AI Best Practices and Evals

Confidence label: This is a fast-moving area. The ai_best_practices project and Drupal Eval Commons are both pre-MVP as of 2026-05-21. Treat this as current-state orientation, not settled reference. Refresh cadence: quarterly, or whenever ai_best_practices releases a new version.

When to Use

Use this when you want to understand the canonical Drupal AI guidance ecosystem — where authoritative best-practice guidance will live, what the eval infrastructure is, and what tools are and are not appropriate for Drupal contribution quality assurance.

Decision: The Drupal AI Guidance Landscape

Resource	What it is	Status	Use it?
`ai_best_practices` drupal.org project	Canonical, opinionated Drupal AI guidance; `anthropics/skills`-format skill files + `evals/evals.json`; maintained by webchick, Dries, 19+ contributors	Pre-MVP (`1.0.x-dev`); MVP roadmap in progress (#3585542)	Watch it — will become the authoritative source; do not hard-depend yet
Adopted AI contribution policy	The live policy (disclosure, responsibility, enforcement)	Adopted 2026-04-23	Yes — current, enforced guidance
Drupal Eval Commons	Five-layer eval infrastructure proposal: cases/rubrics, result envelope, registry, browser, domain extensions	Proof of concept (built by Angie Byron with Claude); proposal at #3586445 — not independently confirmed	Orientation only — not a dependency
"Every Eval Ever" envelope	Standardized eval result format (EvalEval-Coalition external standard)	Stable format (external standard); Drupal's binding to it is not yet designed	The envelope format is stable; Drupal's registry is not
`promptfoo`	Eval tooling formerly used in the community	Dead — acquired by OpenAI March 2026, open-source project closed	Do not adopt

Pattern: `ai_best_practices` — What It Is and Why It Matters

The ai_best_practices project is positioned as the canonical, opinionated source of truth for how AI agents and their humans should write Drupal code. It is not documentation — it is an active, executable guidance system:

Skill files (e.g., hook-implementations.md, issue-creation.md) — guidance in anthropics/skills format, each with an evals.json
Evaluation framework (#3581832) — an evals.json spec and grader script that checks PHP lint, phpcs, diff validation, security patterns, and report structure; runs offline, no API key required
Policy framework — disclosure rules, conduct, enforcement aligned with the adopted policy

When the MVP ships, it becomes the primary reference for AI-assisted Drupal contribution quality. Until then, the adopted policy (see Drupal AI Policy) is the enforced rule.

Pattern: The Eval Axis vs. the Policy Axis

These are two separate concerns that are often conflated:

Axis	What it measures	Where it lives
Policy	Disclosure, responsibility, conduct — whether AI use was acceptable	Adopted policy doc; enforced via credit/abuse rules
Quality / Evals	Whether AI-generated code follows Drupal best practices — phpcs passes, correct APIs, security patterns	`ai_best_practices` `evals.json` + grader

Passing the policy axis (disclosing correctly) does not guarantee passing the quality axis. Both matter. The policy is enforced today; the eval infrastructure is being built.
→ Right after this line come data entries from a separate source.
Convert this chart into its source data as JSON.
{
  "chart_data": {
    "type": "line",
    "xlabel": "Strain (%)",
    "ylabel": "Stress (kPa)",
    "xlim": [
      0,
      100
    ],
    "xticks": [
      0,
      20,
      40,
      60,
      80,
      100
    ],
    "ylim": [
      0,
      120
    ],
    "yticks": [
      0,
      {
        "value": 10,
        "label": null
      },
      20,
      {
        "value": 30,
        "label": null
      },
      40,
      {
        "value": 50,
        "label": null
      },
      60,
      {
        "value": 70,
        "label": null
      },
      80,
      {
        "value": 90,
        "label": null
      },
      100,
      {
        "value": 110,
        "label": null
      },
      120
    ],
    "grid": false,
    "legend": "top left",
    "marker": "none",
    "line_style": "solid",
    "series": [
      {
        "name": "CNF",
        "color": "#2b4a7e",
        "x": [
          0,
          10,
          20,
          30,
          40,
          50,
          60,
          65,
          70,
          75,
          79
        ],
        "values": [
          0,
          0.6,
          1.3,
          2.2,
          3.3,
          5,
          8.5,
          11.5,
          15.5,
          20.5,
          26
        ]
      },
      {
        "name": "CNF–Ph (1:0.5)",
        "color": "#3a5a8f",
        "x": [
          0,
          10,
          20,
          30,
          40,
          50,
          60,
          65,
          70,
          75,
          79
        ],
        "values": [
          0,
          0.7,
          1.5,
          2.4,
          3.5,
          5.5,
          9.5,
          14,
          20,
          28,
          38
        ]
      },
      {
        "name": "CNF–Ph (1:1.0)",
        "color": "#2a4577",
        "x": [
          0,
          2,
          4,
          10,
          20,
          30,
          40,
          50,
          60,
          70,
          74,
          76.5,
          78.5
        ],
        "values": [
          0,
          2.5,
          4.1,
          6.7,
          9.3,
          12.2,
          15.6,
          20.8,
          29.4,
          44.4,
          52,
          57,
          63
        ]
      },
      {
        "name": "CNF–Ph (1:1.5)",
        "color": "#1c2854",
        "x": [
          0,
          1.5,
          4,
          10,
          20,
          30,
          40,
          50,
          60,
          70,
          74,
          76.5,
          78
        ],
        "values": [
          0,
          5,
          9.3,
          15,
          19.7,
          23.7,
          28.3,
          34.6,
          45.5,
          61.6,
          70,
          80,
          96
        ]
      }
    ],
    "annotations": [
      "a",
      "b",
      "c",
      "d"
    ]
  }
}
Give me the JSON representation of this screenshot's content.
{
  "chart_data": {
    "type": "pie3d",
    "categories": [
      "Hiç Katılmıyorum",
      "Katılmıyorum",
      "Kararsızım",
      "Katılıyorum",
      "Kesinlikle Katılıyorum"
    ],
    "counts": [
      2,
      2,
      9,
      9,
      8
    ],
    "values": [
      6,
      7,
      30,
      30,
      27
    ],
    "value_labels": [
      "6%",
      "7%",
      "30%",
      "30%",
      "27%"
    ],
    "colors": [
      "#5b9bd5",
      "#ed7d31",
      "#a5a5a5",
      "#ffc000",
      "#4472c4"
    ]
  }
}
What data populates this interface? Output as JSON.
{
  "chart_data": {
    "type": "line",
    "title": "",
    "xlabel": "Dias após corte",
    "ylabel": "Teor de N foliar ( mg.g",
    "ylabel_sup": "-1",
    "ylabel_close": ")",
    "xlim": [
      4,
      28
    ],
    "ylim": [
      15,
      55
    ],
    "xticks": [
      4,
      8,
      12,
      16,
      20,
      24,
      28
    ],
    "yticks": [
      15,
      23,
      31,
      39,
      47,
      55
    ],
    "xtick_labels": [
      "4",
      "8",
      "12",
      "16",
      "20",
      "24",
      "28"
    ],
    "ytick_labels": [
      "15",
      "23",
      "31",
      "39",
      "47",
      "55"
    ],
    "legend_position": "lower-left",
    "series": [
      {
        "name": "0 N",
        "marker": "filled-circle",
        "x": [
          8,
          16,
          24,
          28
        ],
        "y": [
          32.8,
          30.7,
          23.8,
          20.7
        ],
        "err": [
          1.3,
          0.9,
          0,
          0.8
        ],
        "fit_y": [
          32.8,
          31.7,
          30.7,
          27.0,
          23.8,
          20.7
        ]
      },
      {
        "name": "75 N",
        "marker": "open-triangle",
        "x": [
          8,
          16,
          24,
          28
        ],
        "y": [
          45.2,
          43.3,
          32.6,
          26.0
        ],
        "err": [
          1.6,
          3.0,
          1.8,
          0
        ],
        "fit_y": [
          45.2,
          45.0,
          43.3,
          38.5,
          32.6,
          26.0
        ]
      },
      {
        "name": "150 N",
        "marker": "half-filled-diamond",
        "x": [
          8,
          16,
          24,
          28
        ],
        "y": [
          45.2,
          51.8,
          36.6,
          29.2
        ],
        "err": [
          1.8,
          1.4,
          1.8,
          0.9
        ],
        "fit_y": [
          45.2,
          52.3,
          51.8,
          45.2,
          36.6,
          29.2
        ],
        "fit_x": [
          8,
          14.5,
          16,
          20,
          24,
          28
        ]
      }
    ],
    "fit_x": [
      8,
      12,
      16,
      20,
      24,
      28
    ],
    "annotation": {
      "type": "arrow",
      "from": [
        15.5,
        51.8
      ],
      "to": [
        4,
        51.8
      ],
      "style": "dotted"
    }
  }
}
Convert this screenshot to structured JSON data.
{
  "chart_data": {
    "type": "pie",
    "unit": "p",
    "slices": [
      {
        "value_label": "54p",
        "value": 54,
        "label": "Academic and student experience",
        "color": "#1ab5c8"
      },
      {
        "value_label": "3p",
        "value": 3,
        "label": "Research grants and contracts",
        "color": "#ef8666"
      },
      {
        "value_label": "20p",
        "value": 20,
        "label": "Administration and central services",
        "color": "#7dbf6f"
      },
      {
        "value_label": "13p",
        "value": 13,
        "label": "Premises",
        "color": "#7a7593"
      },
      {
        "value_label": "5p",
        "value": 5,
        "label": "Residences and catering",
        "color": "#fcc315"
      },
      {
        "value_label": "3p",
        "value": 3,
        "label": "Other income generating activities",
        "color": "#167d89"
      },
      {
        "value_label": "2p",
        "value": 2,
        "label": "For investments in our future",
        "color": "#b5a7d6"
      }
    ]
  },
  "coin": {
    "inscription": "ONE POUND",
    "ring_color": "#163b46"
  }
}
Pattern: What to Track, What to Ignore

Track (check quarterly): - ai_best_practices releases — when the MVP ships, update Drupal AI Policy and this guide to point to it - Drupal Eval Commons #3586445 — when the registry design is finalized, evals become a usable contribution gate - Governance issue #3565917 — if it un-postpones and adopts, it may add to or modify the current policy

Ignore / do not adopt: - promptfoo — dead (March 2026 acquisition by OpenAI) - Any eval registry or evals.json schema as a hard dependency — both are [DRAFT] and subject to breaking change - Unconfirmed Eval Commons work items — #3586445 could not be independently confirmed as of 2026-05-21

Common Mistakes

Wrong: Treating ai_best_practices as stable reference → Right: It is pre-MVP. Skill file content and evals.json schema are actively changing. Reference by project URL, not pinned to internal structure.
Wrong: Using promptfoo → Right: It is no longer maintained. Do not adopt it for any Drupal eval workflow.
Wrong: Conflating the policy gate with the quality gate → Right: Disclosing AI use correctly does not mean the AI-generated code passes Drupal's quality bar. Both checks are needed.
Wrong: Treating a passing eval as a policy substitute → Right: The eval grader checks code quality; it does not verify that you disclosed AI use appropriately or understood the issue before submitting.